Saturable relationship between htt levels and neuronal death. Relative risk of death versus expression levels for eGFP or htt^ex1-Q_{17,46,72, or 97}-eGFP-transfected striatal neurons. The dotted lines represent SE bands. The vertical hash marks represent the htt levels for individual neurons in each dataset. Because the Cox analysis for each graph was performed separately, comparisons of absolute risk between graphs is not possible. The x-axes were slightly truncated for the htt^ex1-Q_{17,46,72, or 97}-eGFP graphs because error bands became very large (>1 log unit of relative risk). Cox relative risk estimators for each dataset are shown in Table 1.

Figure 4.

Different conformational changes in monomeric htt may be the rate-limiting steps for neuronal death and a protective response marked by IB formation. a, Rate of IB formation has a primarily first-order dependence on htt^ex1-Q₄₆-eGFP concentration.

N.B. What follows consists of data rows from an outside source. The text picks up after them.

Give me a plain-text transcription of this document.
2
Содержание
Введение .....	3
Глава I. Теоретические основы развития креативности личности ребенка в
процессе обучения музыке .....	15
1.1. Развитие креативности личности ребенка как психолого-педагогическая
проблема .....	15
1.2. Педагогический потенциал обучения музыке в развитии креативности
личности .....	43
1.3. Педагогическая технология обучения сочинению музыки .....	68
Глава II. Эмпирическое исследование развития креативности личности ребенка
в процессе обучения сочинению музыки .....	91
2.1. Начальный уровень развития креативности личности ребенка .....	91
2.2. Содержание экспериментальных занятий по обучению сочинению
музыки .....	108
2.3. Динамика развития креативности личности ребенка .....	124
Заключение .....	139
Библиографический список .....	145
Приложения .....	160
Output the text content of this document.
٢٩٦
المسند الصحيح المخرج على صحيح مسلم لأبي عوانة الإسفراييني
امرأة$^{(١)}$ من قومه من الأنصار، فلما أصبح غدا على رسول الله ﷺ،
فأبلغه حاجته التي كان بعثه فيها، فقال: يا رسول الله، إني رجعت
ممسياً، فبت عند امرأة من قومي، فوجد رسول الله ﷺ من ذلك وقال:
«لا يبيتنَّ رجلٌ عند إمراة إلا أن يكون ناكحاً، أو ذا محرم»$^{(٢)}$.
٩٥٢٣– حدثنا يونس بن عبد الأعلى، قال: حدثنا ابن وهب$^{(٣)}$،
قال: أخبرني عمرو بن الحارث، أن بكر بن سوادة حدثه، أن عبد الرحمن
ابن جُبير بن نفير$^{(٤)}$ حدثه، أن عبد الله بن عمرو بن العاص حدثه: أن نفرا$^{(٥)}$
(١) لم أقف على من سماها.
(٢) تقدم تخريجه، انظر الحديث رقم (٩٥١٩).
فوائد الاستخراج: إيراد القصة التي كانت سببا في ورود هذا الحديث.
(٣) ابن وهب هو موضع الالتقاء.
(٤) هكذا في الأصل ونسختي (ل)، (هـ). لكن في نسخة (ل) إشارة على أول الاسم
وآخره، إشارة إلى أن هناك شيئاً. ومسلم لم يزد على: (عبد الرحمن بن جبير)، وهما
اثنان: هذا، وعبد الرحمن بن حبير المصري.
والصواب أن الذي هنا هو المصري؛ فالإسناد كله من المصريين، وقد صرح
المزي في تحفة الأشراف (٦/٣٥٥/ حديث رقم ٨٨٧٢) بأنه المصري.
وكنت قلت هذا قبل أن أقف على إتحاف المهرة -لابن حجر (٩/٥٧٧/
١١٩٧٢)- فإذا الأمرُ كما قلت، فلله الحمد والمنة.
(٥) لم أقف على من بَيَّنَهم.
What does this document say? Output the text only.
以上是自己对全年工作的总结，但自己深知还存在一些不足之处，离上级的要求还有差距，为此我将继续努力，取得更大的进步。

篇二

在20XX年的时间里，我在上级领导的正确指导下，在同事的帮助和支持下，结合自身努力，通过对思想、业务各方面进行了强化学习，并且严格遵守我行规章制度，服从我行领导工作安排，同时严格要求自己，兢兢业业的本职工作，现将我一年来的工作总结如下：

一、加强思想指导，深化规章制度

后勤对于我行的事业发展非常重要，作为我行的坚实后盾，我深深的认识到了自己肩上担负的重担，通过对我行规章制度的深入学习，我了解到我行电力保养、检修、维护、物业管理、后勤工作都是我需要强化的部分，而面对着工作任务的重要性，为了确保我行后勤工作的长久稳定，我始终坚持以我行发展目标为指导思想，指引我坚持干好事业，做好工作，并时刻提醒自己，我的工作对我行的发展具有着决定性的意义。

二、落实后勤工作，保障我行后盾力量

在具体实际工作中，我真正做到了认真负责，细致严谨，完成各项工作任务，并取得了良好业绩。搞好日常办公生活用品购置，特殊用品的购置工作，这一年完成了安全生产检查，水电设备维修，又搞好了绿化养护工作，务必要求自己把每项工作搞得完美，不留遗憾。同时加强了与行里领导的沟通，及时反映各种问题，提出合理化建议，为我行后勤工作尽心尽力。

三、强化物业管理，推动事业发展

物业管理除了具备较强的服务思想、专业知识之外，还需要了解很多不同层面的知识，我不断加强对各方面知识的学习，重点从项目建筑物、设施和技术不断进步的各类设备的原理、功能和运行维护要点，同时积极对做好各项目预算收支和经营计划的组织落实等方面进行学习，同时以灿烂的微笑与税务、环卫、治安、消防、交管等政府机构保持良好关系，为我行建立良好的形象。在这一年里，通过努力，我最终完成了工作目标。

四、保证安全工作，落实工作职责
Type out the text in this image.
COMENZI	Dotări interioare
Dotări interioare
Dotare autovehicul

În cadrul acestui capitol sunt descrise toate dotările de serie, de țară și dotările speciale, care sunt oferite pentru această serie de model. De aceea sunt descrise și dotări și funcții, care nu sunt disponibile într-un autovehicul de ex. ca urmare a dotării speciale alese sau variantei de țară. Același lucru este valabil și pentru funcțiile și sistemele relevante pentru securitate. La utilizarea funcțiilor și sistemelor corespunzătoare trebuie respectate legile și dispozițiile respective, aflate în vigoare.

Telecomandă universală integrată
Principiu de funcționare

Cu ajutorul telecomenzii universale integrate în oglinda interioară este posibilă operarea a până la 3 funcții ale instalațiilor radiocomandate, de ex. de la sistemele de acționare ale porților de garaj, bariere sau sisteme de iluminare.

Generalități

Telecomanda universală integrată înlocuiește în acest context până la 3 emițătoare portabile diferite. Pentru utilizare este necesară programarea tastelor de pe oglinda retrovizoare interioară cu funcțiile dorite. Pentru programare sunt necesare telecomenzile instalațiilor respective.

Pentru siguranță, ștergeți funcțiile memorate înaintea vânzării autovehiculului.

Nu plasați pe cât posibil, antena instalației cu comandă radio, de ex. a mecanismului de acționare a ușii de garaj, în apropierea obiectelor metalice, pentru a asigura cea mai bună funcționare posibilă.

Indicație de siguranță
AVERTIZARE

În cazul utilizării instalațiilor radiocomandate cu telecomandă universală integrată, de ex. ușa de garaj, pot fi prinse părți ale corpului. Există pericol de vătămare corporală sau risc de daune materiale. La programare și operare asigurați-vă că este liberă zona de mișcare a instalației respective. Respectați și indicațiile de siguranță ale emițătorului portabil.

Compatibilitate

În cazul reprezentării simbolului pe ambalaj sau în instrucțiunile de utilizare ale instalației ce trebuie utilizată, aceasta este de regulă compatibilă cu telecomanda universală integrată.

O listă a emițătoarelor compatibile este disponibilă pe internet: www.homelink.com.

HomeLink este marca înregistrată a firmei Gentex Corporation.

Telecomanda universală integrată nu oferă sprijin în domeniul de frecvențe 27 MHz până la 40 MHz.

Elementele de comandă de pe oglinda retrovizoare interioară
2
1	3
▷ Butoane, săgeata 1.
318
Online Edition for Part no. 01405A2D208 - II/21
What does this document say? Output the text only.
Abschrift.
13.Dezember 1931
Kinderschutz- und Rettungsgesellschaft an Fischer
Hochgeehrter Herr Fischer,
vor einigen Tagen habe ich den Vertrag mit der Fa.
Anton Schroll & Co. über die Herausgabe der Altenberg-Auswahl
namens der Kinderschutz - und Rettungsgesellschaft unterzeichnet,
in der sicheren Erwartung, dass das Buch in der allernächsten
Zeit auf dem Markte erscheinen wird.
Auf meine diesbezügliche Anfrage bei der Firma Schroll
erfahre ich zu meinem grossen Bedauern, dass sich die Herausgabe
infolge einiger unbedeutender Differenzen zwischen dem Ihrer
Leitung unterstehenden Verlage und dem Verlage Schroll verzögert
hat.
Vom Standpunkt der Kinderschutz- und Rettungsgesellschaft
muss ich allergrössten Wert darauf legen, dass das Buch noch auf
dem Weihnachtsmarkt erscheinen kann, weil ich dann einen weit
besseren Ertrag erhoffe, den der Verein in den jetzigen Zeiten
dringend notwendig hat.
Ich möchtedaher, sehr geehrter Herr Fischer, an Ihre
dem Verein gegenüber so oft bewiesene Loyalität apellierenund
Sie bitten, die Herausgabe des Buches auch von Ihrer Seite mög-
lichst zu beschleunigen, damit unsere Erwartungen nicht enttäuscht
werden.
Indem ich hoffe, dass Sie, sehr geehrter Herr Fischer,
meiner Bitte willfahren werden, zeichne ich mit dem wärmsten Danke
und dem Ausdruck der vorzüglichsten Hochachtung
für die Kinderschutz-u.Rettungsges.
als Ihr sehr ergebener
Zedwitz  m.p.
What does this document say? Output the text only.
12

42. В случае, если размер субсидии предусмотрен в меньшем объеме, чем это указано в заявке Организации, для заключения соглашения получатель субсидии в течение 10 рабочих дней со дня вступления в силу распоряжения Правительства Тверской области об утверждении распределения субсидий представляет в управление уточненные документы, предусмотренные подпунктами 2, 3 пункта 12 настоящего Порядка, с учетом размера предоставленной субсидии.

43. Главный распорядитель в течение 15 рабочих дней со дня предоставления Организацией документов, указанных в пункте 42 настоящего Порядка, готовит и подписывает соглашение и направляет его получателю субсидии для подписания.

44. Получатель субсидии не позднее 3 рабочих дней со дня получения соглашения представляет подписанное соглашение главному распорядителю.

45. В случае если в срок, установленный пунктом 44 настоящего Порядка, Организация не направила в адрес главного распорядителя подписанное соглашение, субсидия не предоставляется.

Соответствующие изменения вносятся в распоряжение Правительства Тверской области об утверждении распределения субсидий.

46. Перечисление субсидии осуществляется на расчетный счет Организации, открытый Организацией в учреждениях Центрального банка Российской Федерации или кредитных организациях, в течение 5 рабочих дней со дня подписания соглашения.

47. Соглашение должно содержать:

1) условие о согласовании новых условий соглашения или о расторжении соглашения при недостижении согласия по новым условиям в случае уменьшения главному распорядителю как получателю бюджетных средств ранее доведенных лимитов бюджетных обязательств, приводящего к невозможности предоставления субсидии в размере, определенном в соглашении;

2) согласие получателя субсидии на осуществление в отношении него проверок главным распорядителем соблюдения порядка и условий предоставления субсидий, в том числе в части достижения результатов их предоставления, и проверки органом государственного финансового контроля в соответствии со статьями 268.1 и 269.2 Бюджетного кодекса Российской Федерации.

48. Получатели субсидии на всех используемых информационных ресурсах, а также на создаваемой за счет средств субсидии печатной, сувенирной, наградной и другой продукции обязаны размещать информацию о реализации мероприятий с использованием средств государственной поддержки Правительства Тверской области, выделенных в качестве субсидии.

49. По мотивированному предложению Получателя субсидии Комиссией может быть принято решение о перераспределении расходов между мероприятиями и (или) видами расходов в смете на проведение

Linear component of the fitted regression, p < 10⁻⁹⁹; nonlinear component to fitted regression, p = 0.005. The nonlinear component to the regression is clearly below first-order, as demonstrated by the decelerating slope of the regression line. The dotted lines represent SE bands. The vertical hash marks represent the htt levels for individual neurons in the dataset. b, Rate of death has a first-order dependence on htt^ex1-Q₄₆-eGFP concentration. Linear component of the fitted regression, p = 2.9 × 10⁻¹²; nonlinear component to fitted regression, p = 0.22. SE bands and vertical hash marks are as in a. c, Comparison of htt concentration dependence for the rates of IB formation (red), death without IB formation (green), and death after IB formation (purple). To facilitate comparison, x-intercepts for each curve have been normalized to 0. The rate of IB formation has the strongest concentration dependence, followed by the rate of death without IB formation. In contrast, death rates after IB formation have a diminished dependence on pre-IB htt levels, suggesting the neuron has entered an adapted epoch. The colored vertical hashes represent the htt levels for individual neurons in each respective dataset. d, Model of htt molecular pathogenesis consistent with data from Figure 4. Different first-order rate-limiting changes in monomeric htt conformation (polyQ stretch in red) lead to divergent fates for the neuron. One fate involves accelerated neuronal death, in which time to death can be reliably predicted by the combination of the htt levels of the neuron and polyQ length. The other fate involves an adapted epoch, marked by IB formation. Survival time in this epoch has a diminished dependence on the pre-IB htt levels of the neuron.